Thursday, March 24, 2011

Vicar - Ouroboros (How I made the video)


When Tyler Lovell asked me to do the album art for the next Vicar album I had to say yes and not just because he used an image of mine for his last album but because Vicar is one of the most interesting bands to come out of St John's ever (IMHO) I want to contribute what I can. When he told me the concept for the album I got even more excited. 
Ouroboros is an album designed to be played on random and repeat, it is one long 6 minute song and forty five 16 second "chunks" each chunk is a different chord that segues into the next chunk seamlessly, listening to it on random mode makes the song it plays different each time but it never feels "random". The albums theme is infinity so it only fits that you listen to it on repeat until you are sick of it, it's so hypnotic I ended up listening to it for about three hours the first time I tried it. 
When discussing the album art Tyler said he wanted something that evoked an infinite void, while sketching out ideas for it I came up with something, but soon realized that it would work best as a video piece as opposed to a simple image, but it was compelling enough (to me anyway) that I wanted to try it. Here, just watch the video I made to see what I came up with:   



The video ended up being a lot trickier then I thought as I had to figure out the process while I went along. The process for making the cover image was pretty simple though (simple but lengthy). First I started with a simple ink drawing of my interpretation of a black hole (you can see it at the very top left hand corner of the image below) I then took the drawing and scanned it into the computer. Then I took the scanned image and printed it off at 60% the original size. I then took the smaller printed version of the image and drew around the outside of it until I get to the outer edge of the paper (this is the drawing directly beneath the first drawing on the picture below). I then take this drawing and scan it into the computer and print it off at 60% the original size. I repeated this process four times until I got a shape I was satisfied with and the rich density of thin thin lines towards the centre that I like. This is the final cover image. I then went back to the first drawing and blow up the tiny hole at the very center of it until I can print it off at a decent size. I then take my sharpie and fill in the hole a little bit (this is the drawing at the top right hand side of the image below). I then scan this in and enlarge it by 60% and print it off again and repeat. I do this a couple times and then take the final cover image and shrink it down and place it in the center of the hole and print it off. I then take my pen and fill in the spaces between the inner edges of the hole and outer edges of the final image and scan it in. I then go into photoshop and start crafting the master image.
For the master image that I use in the video I took a very high resolution scan of the cover image and blow it until it's about 56000 pixels wide (any larger then this and my computer freezes up, I find this out the hard way). I then take the scan of the drawing that came before that one (it would be the second one up from the bottom of the first column on the picture below) and blow it up and tweak it until it fits in where it's supposed to in the last drawing. I keep doing this process until it reaches a point where I have to shrink down the scans to fit it in, at that point I realize I would be sacrificing resolution and I start a new image from an appropriate cropping of the master image where I continue this process of blowing up drawings and fitting them into one another.  

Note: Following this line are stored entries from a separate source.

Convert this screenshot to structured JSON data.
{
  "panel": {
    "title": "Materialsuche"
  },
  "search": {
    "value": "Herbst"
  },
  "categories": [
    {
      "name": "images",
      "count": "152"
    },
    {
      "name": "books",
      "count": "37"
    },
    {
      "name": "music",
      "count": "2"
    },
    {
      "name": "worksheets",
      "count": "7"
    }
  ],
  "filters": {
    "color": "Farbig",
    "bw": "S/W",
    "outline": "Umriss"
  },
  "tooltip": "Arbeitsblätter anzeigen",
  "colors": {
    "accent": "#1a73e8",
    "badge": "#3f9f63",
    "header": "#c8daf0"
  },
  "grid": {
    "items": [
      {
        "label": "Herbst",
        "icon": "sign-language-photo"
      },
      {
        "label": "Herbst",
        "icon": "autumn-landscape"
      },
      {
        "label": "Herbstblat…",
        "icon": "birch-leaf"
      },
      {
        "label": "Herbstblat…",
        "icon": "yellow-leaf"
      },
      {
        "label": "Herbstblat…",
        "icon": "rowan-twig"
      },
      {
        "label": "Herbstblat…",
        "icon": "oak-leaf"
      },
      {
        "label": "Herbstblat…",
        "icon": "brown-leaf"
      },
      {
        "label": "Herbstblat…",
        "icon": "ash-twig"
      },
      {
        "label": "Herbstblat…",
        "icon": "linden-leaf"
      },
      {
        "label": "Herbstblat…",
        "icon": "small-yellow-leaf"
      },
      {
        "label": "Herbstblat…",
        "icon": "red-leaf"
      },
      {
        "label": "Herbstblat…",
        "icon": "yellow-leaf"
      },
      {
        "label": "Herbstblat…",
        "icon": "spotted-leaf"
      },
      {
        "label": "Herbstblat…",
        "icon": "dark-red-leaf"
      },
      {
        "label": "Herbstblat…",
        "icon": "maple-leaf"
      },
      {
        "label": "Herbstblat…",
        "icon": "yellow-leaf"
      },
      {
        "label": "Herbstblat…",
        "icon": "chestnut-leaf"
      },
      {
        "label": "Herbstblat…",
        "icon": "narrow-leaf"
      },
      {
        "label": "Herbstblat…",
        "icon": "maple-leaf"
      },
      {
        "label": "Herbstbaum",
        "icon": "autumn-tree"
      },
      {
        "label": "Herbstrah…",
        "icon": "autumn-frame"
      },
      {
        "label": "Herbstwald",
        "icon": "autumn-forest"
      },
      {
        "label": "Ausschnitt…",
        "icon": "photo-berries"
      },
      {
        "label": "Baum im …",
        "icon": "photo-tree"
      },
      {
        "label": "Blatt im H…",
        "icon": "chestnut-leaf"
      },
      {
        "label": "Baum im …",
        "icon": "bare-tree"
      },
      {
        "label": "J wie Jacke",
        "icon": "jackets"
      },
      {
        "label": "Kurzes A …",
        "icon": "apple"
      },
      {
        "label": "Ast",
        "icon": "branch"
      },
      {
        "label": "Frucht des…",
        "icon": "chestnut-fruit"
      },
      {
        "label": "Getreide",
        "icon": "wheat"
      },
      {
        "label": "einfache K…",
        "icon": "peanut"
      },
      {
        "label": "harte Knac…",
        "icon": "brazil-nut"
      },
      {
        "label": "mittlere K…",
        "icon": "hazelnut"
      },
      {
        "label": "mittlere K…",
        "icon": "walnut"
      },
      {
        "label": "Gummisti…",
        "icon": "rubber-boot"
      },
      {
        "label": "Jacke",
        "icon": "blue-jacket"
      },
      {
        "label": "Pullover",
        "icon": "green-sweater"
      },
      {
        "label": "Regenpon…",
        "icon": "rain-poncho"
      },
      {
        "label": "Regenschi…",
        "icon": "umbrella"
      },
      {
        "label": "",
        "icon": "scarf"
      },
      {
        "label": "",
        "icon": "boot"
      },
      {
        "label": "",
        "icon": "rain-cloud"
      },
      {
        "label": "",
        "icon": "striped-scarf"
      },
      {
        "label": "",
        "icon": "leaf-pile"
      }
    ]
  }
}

The final video uses three master images that are around 50000 pixels wide. Making them this large allows me to zoom in on them without losing any resolution or have it get pixel-y. This process might sound kinda complicated but it wasn't that hard, but getting everything to work in the video editing programs was a whole other ordeal in itself, and that proved to be the hair pulling experience of this project. I won't get into that since I've bored you enough as it is and I tried so many things in After Effects and Premiere Pro that I can't remember how exactly it all worked. But anyway, I'm pretty happy with the final product, I can't find any other examples of drawings mimicking fractal zooms anywhere on the internet and I think it matches up with the atmosphere Tyler's sounds pretty well. I think I'm gonna try this process again as I know more or less how to do this now and I think I could make it much deeper and more bizarre. I'd love to see it projected up on a wall really huge somewhere.
Suppose I should go work on my movie now.
Give Vicar some friggin' money, they deserve it!